Introduction: Visualisation and separate blockade of the four primary constituent nerves (radial, median, ulnar, musculocutaneous) increases the success rate of ultrasound-guided brachial plexus block at the axillary level. However, the upper limb is still positioned as if performing the landmark-oriented approach described by Winnie, with the shoulder and elbow at 90o. Thus, we aimed to find the optimum arm position for visualisation of the brachial plexus at the axilla using ultrasound.

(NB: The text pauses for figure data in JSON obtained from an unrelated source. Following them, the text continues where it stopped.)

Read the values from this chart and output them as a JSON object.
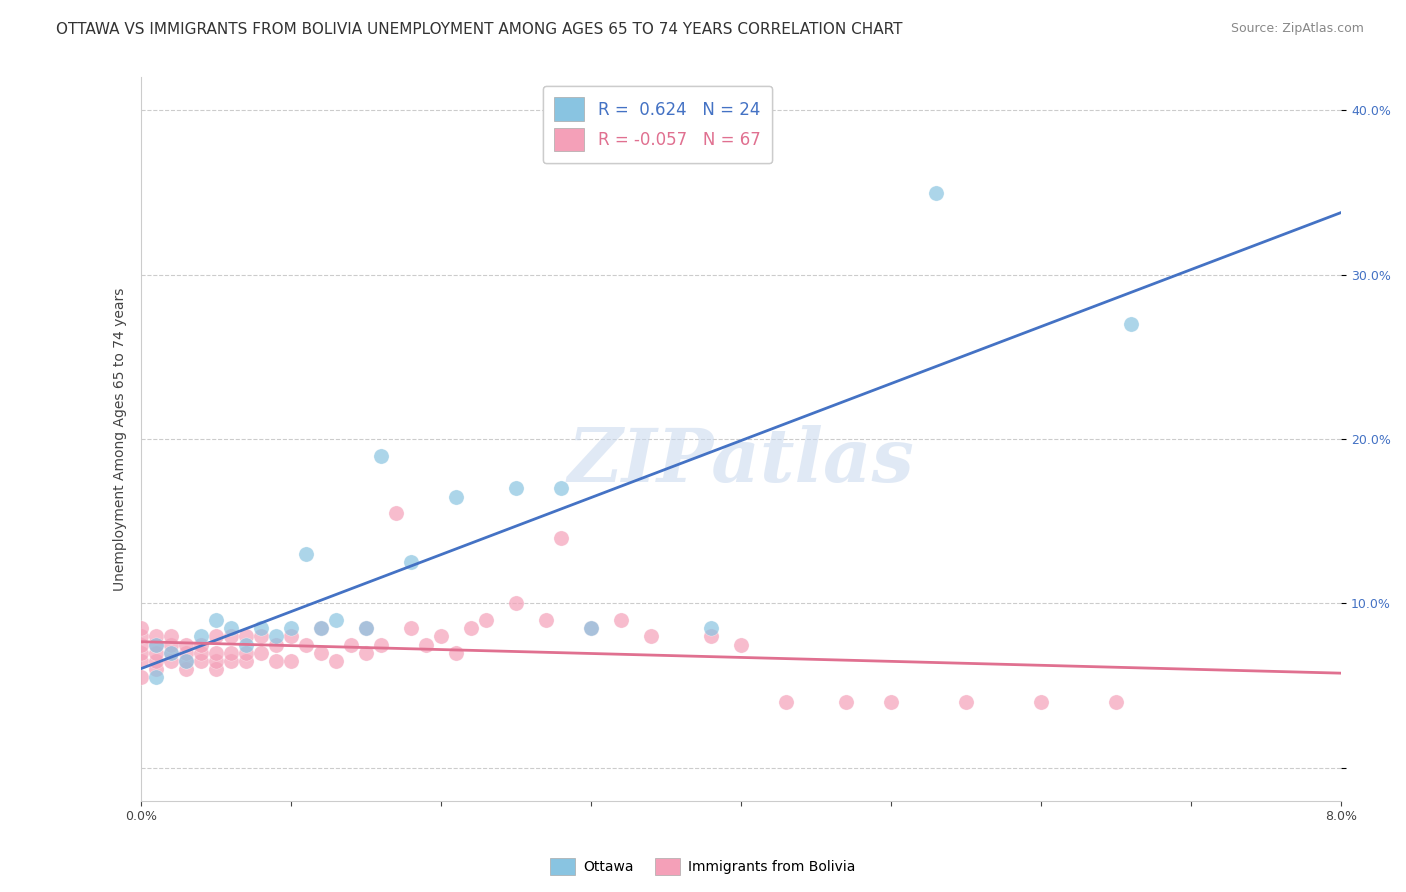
{
  "title": "OTTAWA VS IMMIGRANTS FROM BOLIVIA UNEMPLOYMENT AMONG AGES 65 TO 74 YEARS CORRELATION CHART",
  "source": "Source: ZipAtlas.com",
  "ylabel": "Unemployment Among Ages 65 to 74 years",
  "xlim": [
    0.0,
    0.08
  ],
  "ylim": [
    -0.02,
    0.42
  ],
  "xticks": [
    0.0,
    0.01,
    0.02,
    0.03,
    0.04,
    0.05,
    0.06,
    0.07,
    0.08
  ],
  "xticklabels": [
    "0.0%",
    "",
    "",
    "",
    "",
    "",
    "",
    "",
    "8.0%"
  ],
  "yticks_right": [
    0.0,
    0.1,
    0.2,
    0.3,
    0.4
  ],
  "yticklabels_right": [
    "",
    "10.0%",
    "20.0%",
    "30.0%",
    "40.0%"
  ],
  "ottawa_color": "#89c4e1",
  "bolivia_color": "#f4a0b8",
  "ottawa_line_color": "#4472c4",
  "bolivia_line_color": "#e07090",
  "R_ottawa": 0.624,
  "N_ottawa": 24,
  "R_bolivia": -0.057,
  "N_bolivia": 67,
  "legend_label_ottawa": "Ottawa",
  "legend_label_bolivia": "Immigrants from Bolivia",
  "watermark": "ZIPatlas",
  "background_color": "#ffffff",
  "grid_color": "#cccccc",
  "title_fontsize": 11,
  "axis_label_fontsize": 10,
  "tick_fontsize": 9,
  "ottawa_scatter": {
    "x": [
      0.001,
      0.001,
      0.002,
      0.003,
      0.004,
      0.005,
      0.006,
      0.007,
      0.008,
      0.009,
      0.01,
      0.011,
      0.012,
      0.013,
      0.015,
      0.016,
      0.018,
      0.021,
      0.025,
      0.028,
      0.03,
      0.038,
      0.053,
      0.066
    ],
    "y": [
      0.055,
      0.075,
      0.07,
      0.065,
      0.08,
      0.09,
      0.085,
      0.075,
      0.085,
      0.08,
      0.085,
      0.13,
      0.085,
      0.09,
      0.085,
      0.19,
      0.125,
      0.165,
      0.17,
      0.17,
      0.085,
      0.085,
      0.35,
      0.27
    ]
  },
  "bolivia_scatter": {
    "x": [
      0.0,
      0.0,
      0.0,
      0.0,
      0.0,
      0.0,
      0.001,
      0.001,
      0.001,
      0.001,
      0.001,
      0.002,
      0.002,
      0.002,
      0.002,
      0.003,
      0.003,
      0.003,
      0.003,
      0.004,
      0.004,
      0.004,
      0.005,
      0.005,
      0.005,
      0.005,
      0.006,
      0.006,
      0.006,
      0.007,
      0.007,
      0.007,
      0.008,
      0.008,
      0.009,
      0.009,
      0.01,
      0.01,
      0.011,
      0.012,
      0.012,
      0.013,
      0.014,
      0.015,
      0.015,
      0.016,
      0.017,
      0.018,
      0.019,
      0.02,
      0.021,
      0.022,
      0.023,
      0.025,
      0.027,
      0.028,
      0.03,
      0.032,
      0.034,
      0.038,
      0.04,
      0.043,
      0.047,
      0.05,
      0.055,
      0.06,
      0.065
    ],
    "y": [
      0.055,
      0.065,
      0.07,
      0.075,
      0.08,
      0.085,
      0.06,
      0.065,
      0.07,
      0.075,
      0.08,
      0.065,
      0.07,
      0.075,
      0.08,
      0.06,
      0.065,
      0.07,
      0.075,
      0.065,
      0.07,
      0.075,
      0.06,
      0.065,
      0.07,
      0.08,
      0.065,
      0.07,
      0.08,
      0.065,
      0.07,
      0.08,
      0.07,
      0.08,
      0.065,
      0.075,
      0.065,
      0.08,
      0.075,
      0.07,
      0.085,
      0.065,
      0.075,
      0.07,
      0.085,
      0.075,
      0.155,
      0.085,
      0.075,
      0.08,
      0.07,
      0.085,
      0.09,
      0.1,
      0.09,
      0.14,
      0.085,
      0.09,
      0.08,
      0.08,
      0.075,
      0.04,
      0.04,
      0.04,
      0.04,
      0.04,
      0.04
    ]
  }
}
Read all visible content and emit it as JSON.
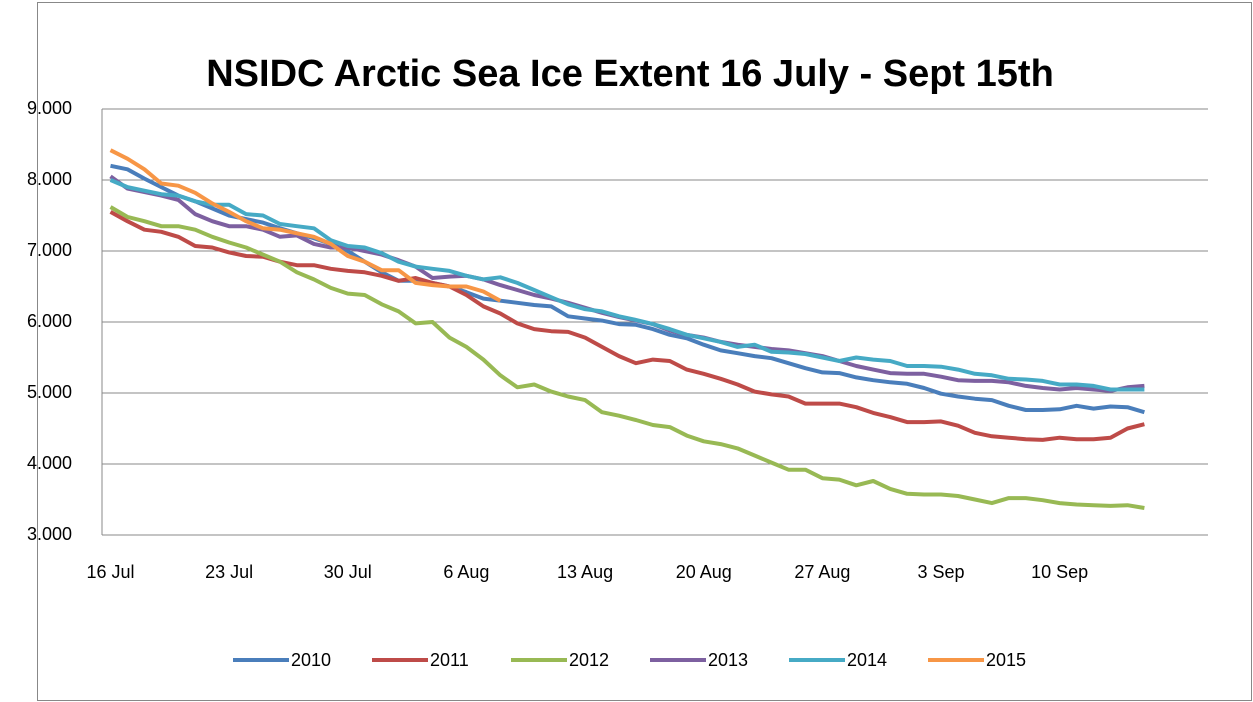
{
  "chart_data": {
    "type": "line",
    "title": "NSIDC Arctic Sea Ice Extent 16 July - Sept 15th",
    "categories": [
      "16 Jul",
      null,
      null,
      null,
      null,
      null,
      null,
      "23 Jul",
      null,
      null,
      null,
      null,
      null,
      null,
      "30 Jul",
      null,
      null,
      null,
      null,
      null,
      null,
      "6 Aug",
      null,
      null,
      null,
      null,
      null,
      null,
      "13 Aug",
      null,
      null,
      null,
      null,
      null,
      null,
      "20 Aug",
      null,
      null,
      null,
      null,
      null,
      null,
      "27 Aug",
      null,
      null,
      null,
      null,
      null,
      null,
      "3 Sep",
      null,
      null,
      null,
      null,
      null,
      null,
      "10 Sep",
      null,
      null,
      null,
      null,
      null
    ],
    "series": [
      {
        "name": "2010",
        "color": "#4a7ebb",
        "values": [
          8.2,
          8.15,
          8.02,
          7.9,
          7.78,
          7.7,
          7.6,
          7.5,
          7.45,
          7.4,
          7.32,
          7.25,
          7.18,
          7.1,
          7.0,
          6.85,
          6.7,
          6.58,
          6.58,
          6.55,
          6.5,
          6.42,
          6.33,
          6.3,
          6.27,
          6.24,
          6.22,
          6.08,
          6.05,
          6.02,
          5.97,
          5.96,
          5.9,
          5.82,
          5.77,
          5.68,
          5.6,
          5.56,
          5.52,
          5.49,
          5.42,
          5.35,
          5.29,
          5.28,
          5.22,
          5.18,
          5.15,
          5.13,
          5.07,
          4.99,
          4.95,
          4.92,
          4.9,
          4.82,
          4.76,
          4.76,
          4.77,
          4.82,
          4.78,
          4.81,
          4.8,
          4.73
        ]
      },
      {
        "name": "2011",
        "color": "#be4b48",
        "values": [
          7.55,
          7.42,
          7.3,
          7.27,
          7.2,
          7.07,
          7.05,
          6.98,
          6.93,
          6.92,
          6.85,
          6.8,
          6.8,
          6.75,
          6.72,
          6.7,
          6.65,
          6.58,
          6.62,
          6.55,
          6.5,
          6.38,
          6.22,
          6.12,
          5.98,
          5.9,
          5.87,
          5.86,
          5.78,
          5.65,
          5.52,
          5.42,
          5.47,
          5.45,
          5.33,
          5.27,
          5.2,
          5.12,
          5.02,
          4.98,
          4.95,
          4.85,
          4.85,
          4.85,
          4.8,
          4.72,
          4.66,
          4.59,
          4.59,
          4.6,
          4.54,
          4.44,
          4.39,
          4.37,
          4.35,
          4.34,
          4.37,
          4.35,
          4.35,
          4.37,
          4.5,
          4.56
        ]
      },
      {
        "name": "2012",
        "color": "#98b954",
        "values": [
          7.62,
          7.48,
          7.42,
          7.35,
          7.35,
          7.3,
          7.2,
          7.12,
          7.05,
          6.95,
          6.85,
          6.7,
          6.6,
          6.48,
          6.4,
          6.38,
          6.25,
          6.15,
          5.98,
          6.0,
          5.78,
          5.65,
          5.47,
          5.25,
          5.08,
          5.12,
          5.02,
          4.95,
          4.9,
          4.73,
          4.68,
          4.62,
          4.55,
          4.52,
          4.4,
          4.32,
          4.28,
          4.22,
          4.12,
          4.02,
          3.92,
          3.92,
          3.8,
          3.78,
          3.7,
          3.76,
          3.65,
          3.58,
          3.57,
          3.57,
          3.55,
          3.5,
          3.45,
          3.52,
          3.52,
          3.49,
          3.45,
          3.43,
          3.42,
          3.41,
          3.42,
          3.38
        ]
      },
      {
        "name": "2013",
        "color": "#7d60a0",
        "values": [
          8.05,
          7.88,
          7.83,
          7.78,
          7.72,
          7.52,
          7.42,
          7.35,
          7.35,
          7.3,
          7.2,
          7.22,
          7.1,
          7.05,
          7.05,
          7.0,
          6.95,
          6.87,
          6.78,
          6.62,
          6.64,
          6.65,
          6.6,
          6.52,
          6.45,
          6.38,
          6.33,
          6.27,
          6.2,
          6.13,
          6.07,
          6.02,
          5.97,
          5.88,
          5.82,
          5.78,
          5.72,
          5.68,
          5.65,
          5.62,
          5.6,
          5.56,
          5.52,
          5.45,
          5.38,
          5.33,
          5.28,
          5.27,
          5.27,
          5.23,
          5.18,
          5.17,
          5.17,
          5.15,
          5.1,
          5.07,
          5.05,
          5.07,
          5.05,
          5.03,
          5.08,
          5.1
        ]
      },
      {
        "name": "2014",
        "color": "#46aac5",
        "values": [
          8.0,
          7.9,
          7.85,
          7.8,
          7.78,
          7.7,
          7.65,
          7.65,
          7.52,
          7.5,
          7.38,
          7.35,
          7.32,
          7.15,
          7.07,
          7.05,
          6.97,
          6.85,
          6.78,
          6.75,
          6.72,
          6.65,
          6.6,
          6.63,
          6.55,
          6.45,
          6.35,
          6.25,
          6.18,
          6.15,
          6.08,
          6.03,
          5.97,
          5.9,
          5.82,
          5.77,
          5.72,
          5.65,
          5.68,
          5.58,
          5.57,
          5.55,
          5.5,
          5.45,
          5.5,
          5.47,
          5.45,
          5.38,
          5.38,
          5.37,
          5.33,
          5.27,
          5.25,
          5.2,
          5.19,
          5.17,
          5.12,
          5.12,
          5.1,
          5.05,
          5.05,
          5.05
        ]
      },
      {
        "name": "2015",
        "color": "#f79646",
        "values": [
          8.42,
          8.3,
          8.15,
          7.95,
          7.92,
          7.82,
          7.67,
          7.55,
          7.42,
          7.32,
          7.3,
          7.25,
          7.2,
          7.1,
          6.93,
          6.85,
          6.73,
          6.73,
          6.55,
          6.52,
          6.5,
          6.5,
          6.43,
          6.3,
          null,
          null,
          null,
          null,
          null,
          null,
          null,
          null,
          null,
          null,
          null,
          null,
          null,
          null,
          null,
          null,
          null,
          null,
          null,
          null,
          null,
          null,
          null,
          null,
          null,
          null,
          null,
          null,
          null,
          null,
          null,
          null,
          null,
          null,
          null,
          null,
          null,
          null
        ]
      }
    ],
    "ylim": [
      3,
      9
    ],
    "yticks": [
      {
        "value": 3,
        "label": "3.000"
      },
      {
        "value": 4,
        "label": "4.000"
      },
      {
        "value": 5,
        "label": "5.000"
      },
      {
        "value": 6,
        "label": "6.000"
      },
      {
        "value": 7,
        "label": "7.000"
      },
      {
        "value": 8,
        "label": "8.000"
      },
      {
        "value": 9,
        "label": "9.000"
      }
    ],
    "grid": true,
    "legend": "bottom"
  }
}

Material and methods: After the Institutional Ethics Committee's approval, this prospective observational study was conducted on 36 consenting individuals more than 18 years of age. The ultrasound probe was placed on a short axis at the intersection of the pectoralis major muscle and the biceps brachii muscle, with just enough probe pressure to cause light compression of veins. Each arm was placed in three different positions - shoulder at 90º and elbow at 90º, shoulder at 90º and elbow at 0º, and shoulder at 120º and elbow at 90º - in which the nerves were assessed using a six-point visibility scale. The path of each nerve was traced down for confirmation. Distance from the skin to axillary artery, skin to individual nerves, and artery to nerves was measured.
Results: Visibility scores of the individual nerves and the distances measured in the three positions were comparable ( P > 0.05). The skin artery and skin nerve distances were the shortest in the 120/90 position, and the radial nerve was more often located in this position.
Conclusions: Arm position with 120º shoulder and 90º elbow had favourable results. Further studies will confirm its clinical utility and block success rate.